Hello all,
I cannot find the abyss wiki anymore (it is gone) and the github repository says that abyss does have the "se" command for single-end reads. However, the only example I can find where "se" is used for some reason is used in conjunction with multiple libraries (https://github.com/bcgsc/abyss).
I want to know if I can use abyss just to assemble my single-end reads (100bp) only. If I have cleaned/trimmed fastq files for different species, can I just use:
abyss-pe k=50 se="d_r1.fastq"
I would run this command for all my unique species one by one?
I honestly cannot find a clear example of abyss commands for one set of fastq files so I am asking the community!

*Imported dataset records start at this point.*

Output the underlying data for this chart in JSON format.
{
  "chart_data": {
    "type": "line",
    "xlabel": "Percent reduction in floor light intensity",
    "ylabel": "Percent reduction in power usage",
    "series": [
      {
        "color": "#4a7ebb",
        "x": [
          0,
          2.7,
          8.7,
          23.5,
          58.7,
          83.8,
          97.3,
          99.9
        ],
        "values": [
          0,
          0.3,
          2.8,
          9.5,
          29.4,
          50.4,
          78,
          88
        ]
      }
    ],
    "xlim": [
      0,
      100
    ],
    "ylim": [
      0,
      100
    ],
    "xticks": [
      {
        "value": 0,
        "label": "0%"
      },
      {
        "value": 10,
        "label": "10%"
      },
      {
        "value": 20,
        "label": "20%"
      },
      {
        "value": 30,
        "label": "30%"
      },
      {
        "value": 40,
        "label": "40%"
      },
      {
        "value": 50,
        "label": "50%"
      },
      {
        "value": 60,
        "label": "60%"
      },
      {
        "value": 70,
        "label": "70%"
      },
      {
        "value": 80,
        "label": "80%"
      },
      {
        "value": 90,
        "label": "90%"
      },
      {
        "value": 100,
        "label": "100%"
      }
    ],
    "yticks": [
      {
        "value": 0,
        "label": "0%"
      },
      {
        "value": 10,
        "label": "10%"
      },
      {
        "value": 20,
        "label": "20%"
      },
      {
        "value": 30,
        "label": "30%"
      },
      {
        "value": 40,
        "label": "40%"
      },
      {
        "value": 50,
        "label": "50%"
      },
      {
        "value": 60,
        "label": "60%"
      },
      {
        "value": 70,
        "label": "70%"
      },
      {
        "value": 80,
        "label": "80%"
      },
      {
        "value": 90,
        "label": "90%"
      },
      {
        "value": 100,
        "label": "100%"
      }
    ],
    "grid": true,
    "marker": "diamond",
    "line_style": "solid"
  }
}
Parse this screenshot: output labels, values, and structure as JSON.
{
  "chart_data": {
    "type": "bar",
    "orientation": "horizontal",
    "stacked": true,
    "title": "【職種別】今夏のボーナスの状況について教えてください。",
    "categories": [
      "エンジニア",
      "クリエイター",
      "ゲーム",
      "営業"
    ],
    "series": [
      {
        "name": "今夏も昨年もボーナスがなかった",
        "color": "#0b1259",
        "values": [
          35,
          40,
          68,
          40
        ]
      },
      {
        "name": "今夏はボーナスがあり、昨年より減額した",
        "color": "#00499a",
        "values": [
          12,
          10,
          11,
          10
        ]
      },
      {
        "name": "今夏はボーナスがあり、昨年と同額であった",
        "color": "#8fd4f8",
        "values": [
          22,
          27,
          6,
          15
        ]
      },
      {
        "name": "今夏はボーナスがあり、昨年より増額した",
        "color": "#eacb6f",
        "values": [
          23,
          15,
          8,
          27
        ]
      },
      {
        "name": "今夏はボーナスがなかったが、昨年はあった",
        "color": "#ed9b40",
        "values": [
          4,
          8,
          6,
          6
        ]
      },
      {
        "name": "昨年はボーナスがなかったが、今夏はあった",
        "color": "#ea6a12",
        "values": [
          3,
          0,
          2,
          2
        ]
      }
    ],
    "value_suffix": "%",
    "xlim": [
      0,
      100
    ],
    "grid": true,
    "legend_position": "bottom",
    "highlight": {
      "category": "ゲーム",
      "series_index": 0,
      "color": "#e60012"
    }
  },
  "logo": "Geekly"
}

Abyss manual can be found on https://github.com/bcgsc/abyss#readme
If you're trying to assemble a microbial genome then also try SPAdes as it can run multiple k-mer based assembly in a single run and may provide better assemblies than Abyss.
I am not working on microbial genomes, vertebrate exome data is what I have. I've asked a lot of questions and it seems that trying to assemble exome data is difficult becuase of missing intergenic regions. Unfortunately a lot of the papers I read in my field have used WGS but the data I HAVE to work with was produced by another lab where they did WES, and I can work with it easily for obtaining reads for single gene sequences, but I really wanted to figure out a way to assemble everything so I can extract all coding regions. Did not expect it to be so tricky. I have tried de novo and have only obtained n50 values of about 300 (maximum is about 4000 which I guess makes sense for exon lengths), however, I am not getting nearly enough contigs. When I blast my contigs, I get only 300 hits which is ridiculously low. Unless I blasted it wrong somehow..but I don't think so because I see individual genes/exons come up but 300 only? that's a joke!
DNAngel : While the manual refers to using orphaned mates as single-end input with
se
option, I don't thinkabyss
is intended to be an aligner for single-end data alone. You could try running it as you note above but the results may not be optimal even if the program runs.Thank you for this response - I apologize that I misunderstood the question.